LITTLE ROCK, Ark. (AP) – Pulaski County officials sent a letter to the Bureau of Indian Affairs this week asking to decline a request by the Quapaw Tribe that 160 acres of land be entered into federal trust.

Pulaski County Judge Barry Hyde signed the letter dated Monday objecting to the tribe’s plan and calling the application incomplete and premature.

“The Tribe has not demonstrated its need for the land to be taken into trust,” Hyde wrote. “The benefit to the Tribe of taking these lands into trust by the United States is nominal, considering the proposed use ... and is outweighed by the potential harm to the general public.”

The county’s submission notes that Quapaw Tribe Chairman John Berrey has told several news outlets that the tribe is leasing a portion of the property to a soybean farmer and that it hopes to continue growing crops to donate to a food bank. Hyde argues that farming could harm any culturally significant areas of the property and not fit the criteria of “tribal self-determination, economic development or Indian housing.”

The Bureau of Indian Affairs is currently reviewing the application to move the property adjacent to the Little Rock Port Authority’s industrial park into federal trust, meaning it would not be subject to state and local jurisdictions.

Local officials have raised concerns that granting the federal trust would allow the tribe to build a casino on the land. Both the county and the city of Little Rock have asked the Quapaw Tribe to enter into a memorandum of understanding and to stay within the local jurisdictions.

Berrey said Hyde had misinterpreted the law in the letter and memo sent to the Bureau of Indian Affairs. He said the laws were written to allow American Indian to repatriate lands within their former reservations.

“We recognize that federal Indian law is complex and very difficult to understand,” Berrey wrote in an email. “We hope that Judge Hyde will allow the Quapaw Tribe and our experts to help him and the citizens of Pulaski County understand this amazing opportunity and the new benefits that this federal trust land will provide.”

Berrey did not answer questions about the intended use of the property.

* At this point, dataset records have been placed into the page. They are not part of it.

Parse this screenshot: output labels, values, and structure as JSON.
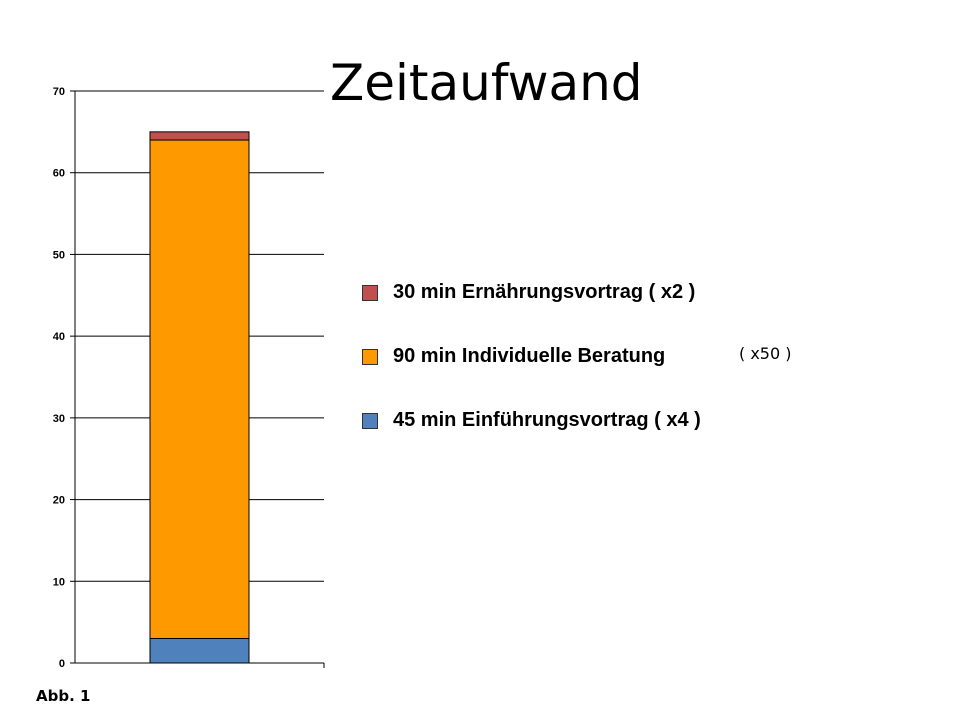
{
  "title": "Zeitaufwand",
  "caption": "Abb. 1",
  "chart_data": {
    "type": "bar",
    "stacked": true,
    "categories": [
      ""
    ],
    "series": [
      {
        "name": "45 min Einführungsvortrag ( x4 )",
        "values": [
          3
        ],
        "color": "#4f81bd"
      },
      {
        "name": "90 min Individuelle Beratung",
        "values": [
          61
        ],
        "color": "#ff9900"
      },
      {
        "name": "30 min Ernährungsvortrag ( x2 )",
        "values": [
          1
        ],
        "color": "#c0504d"
      }
    ],
    "ylim": [
      0,
      70
    ],
    "yticks": [
      "0",
      "10",
      "20",
      "30",
      "40",
      "50",
      "60",
      "70"
    ],
    "grid": true,
    "legend_position": "right",
    "legend_order": [
      2,
      1,
      0
    ],
    "legend_note": "( x50 )"
  }
}
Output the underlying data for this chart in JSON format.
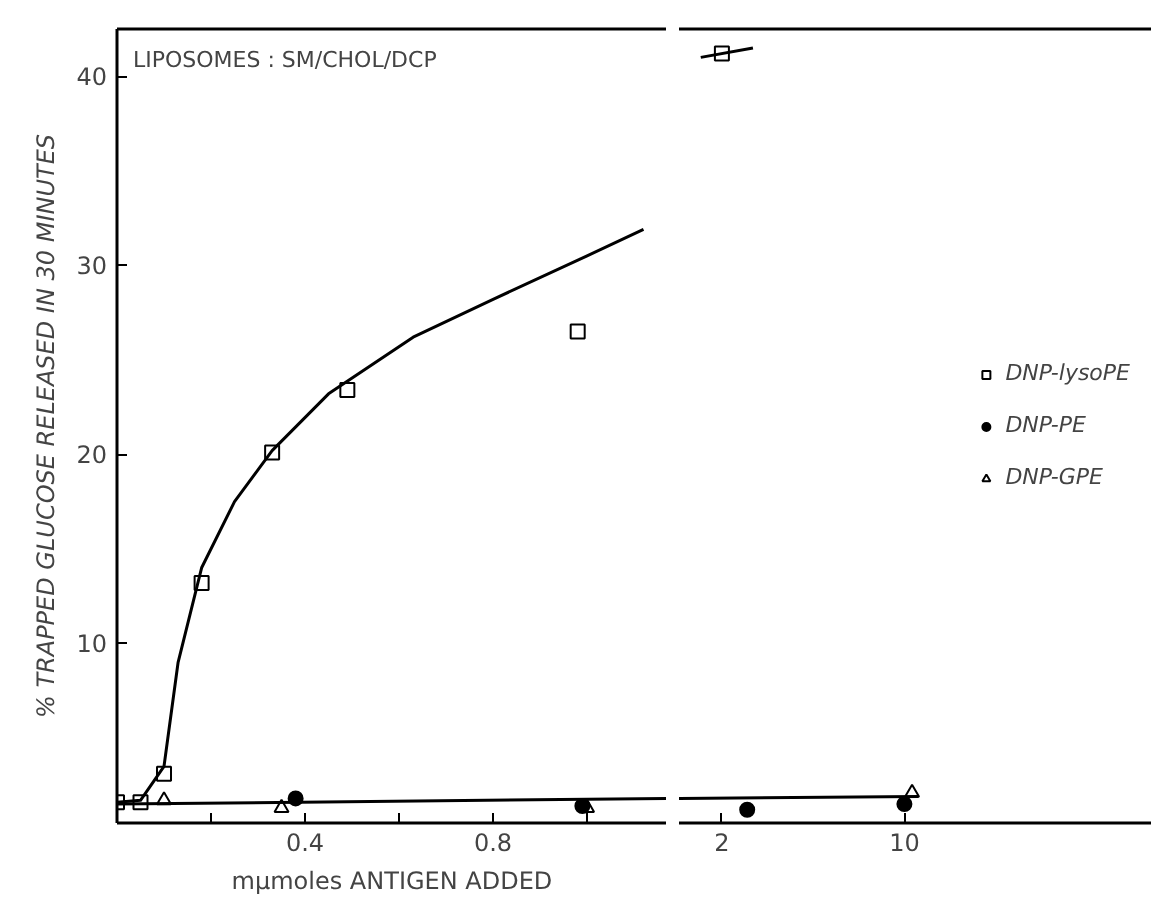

The Quapaw Tribe bought the land after finding graves dating back hundreds of years to when the tribe was in Arkansas.

Little Rock Mayor Mark Stodola said he also plans to submit a letter objecting to the Quapaw Tribe’s request by a May 22 deadline.

“I have asked the chairman to annex the property into the city and submit to our zoning authority,” Stodola said. “Unless and until that happens, we would object to that land going into the federal trust. We can’t afford to jeopardize the billion dollars of investment that has gone into the Little Rock Port and its growth.”